Park staff usually expect a better-than-average
bloom will begin in March.
San Luis Obispo County:
On California's Central Coast, an easy
drive along wildflower-rich Shell Creek Road in
Santa Margarita delivers an eye-popping display of
orange poppies and sky-blue lupine. In Los Osos,
Montaña de Oro State Park lives up to its
name ("mountains of gold") with bluffs covered in
California poppies. Sixty miles east, the
grasslands of Carrizo Plain National Monument are
showing off goldfields, tidy tips, owl's clover,
and hillside daisies.
Anza-Borrego Desert
State Park, Borrego Springs: Spring
wildflowers show their colors on alluvial fans and
in washes.

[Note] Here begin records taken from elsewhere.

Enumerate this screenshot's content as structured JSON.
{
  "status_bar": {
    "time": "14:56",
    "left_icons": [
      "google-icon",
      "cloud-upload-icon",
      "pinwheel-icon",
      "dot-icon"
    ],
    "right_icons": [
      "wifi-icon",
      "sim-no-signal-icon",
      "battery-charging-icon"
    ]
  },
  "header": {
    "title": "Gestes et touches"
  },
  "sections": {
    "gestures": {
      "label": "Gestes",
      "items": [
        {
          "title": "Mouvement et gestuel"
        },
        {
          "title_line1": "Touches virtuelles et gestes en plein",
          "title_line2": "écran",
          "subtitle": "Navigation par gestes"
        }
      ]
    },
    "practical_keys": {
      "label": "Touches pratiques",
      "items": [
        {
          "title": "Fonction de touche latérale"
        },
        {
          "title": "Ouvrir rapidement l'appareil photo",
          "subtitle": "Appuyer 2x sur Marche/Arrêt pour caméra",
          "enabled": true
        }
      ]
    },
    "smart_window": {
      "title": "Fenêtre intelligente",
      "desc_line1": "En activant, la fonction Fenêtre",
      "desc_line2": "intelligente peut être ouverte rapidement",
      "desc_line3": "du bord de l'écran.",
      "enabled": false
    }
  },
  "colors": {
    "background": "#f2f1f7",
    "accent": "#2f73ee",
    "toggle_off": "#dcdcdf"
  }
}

Sand verbena, desert lily, dune evening
primrose, and desert sunflowers are blooming with
enthusiasm at Coyote Canyon/DiGiorgio Road,
Henderson Canyon Road, and June Wash.
North Table Mountain
Ecological Reserve, Oroville: Flowers
usually start showing themselves on this elevated
basalt mesa around the first week of March. Formed
by ancient lava flows, Table Mountain stores
rainwater in its porous rock, which results in
blankets of flowers, fascinating vernal pools, and
ephemeral waterfalls.
Russian Ridge Preserve,
Redwood City: Flower lovers flock to
this ridgetop paradise to see orange poppies and
blue lupine painting the grasslands like a Monet
masterpiece. When these beauties fade, they're
replaced by mule's ears, brodiaea, and
farewell-to-spring, so you can usually find
blossoms well into May.
Jepson Prairie
Preserve, Dixon: From March to May,
thousands of tiny wildflowers paint the landscape
in ribbons of yellow, purple, and white in one of
California's few remaining native bunchgrass
prairies. More than 400 species of plants thrive
here, along with vernal pools filled with fairy
shrimp and other rare invertebrates.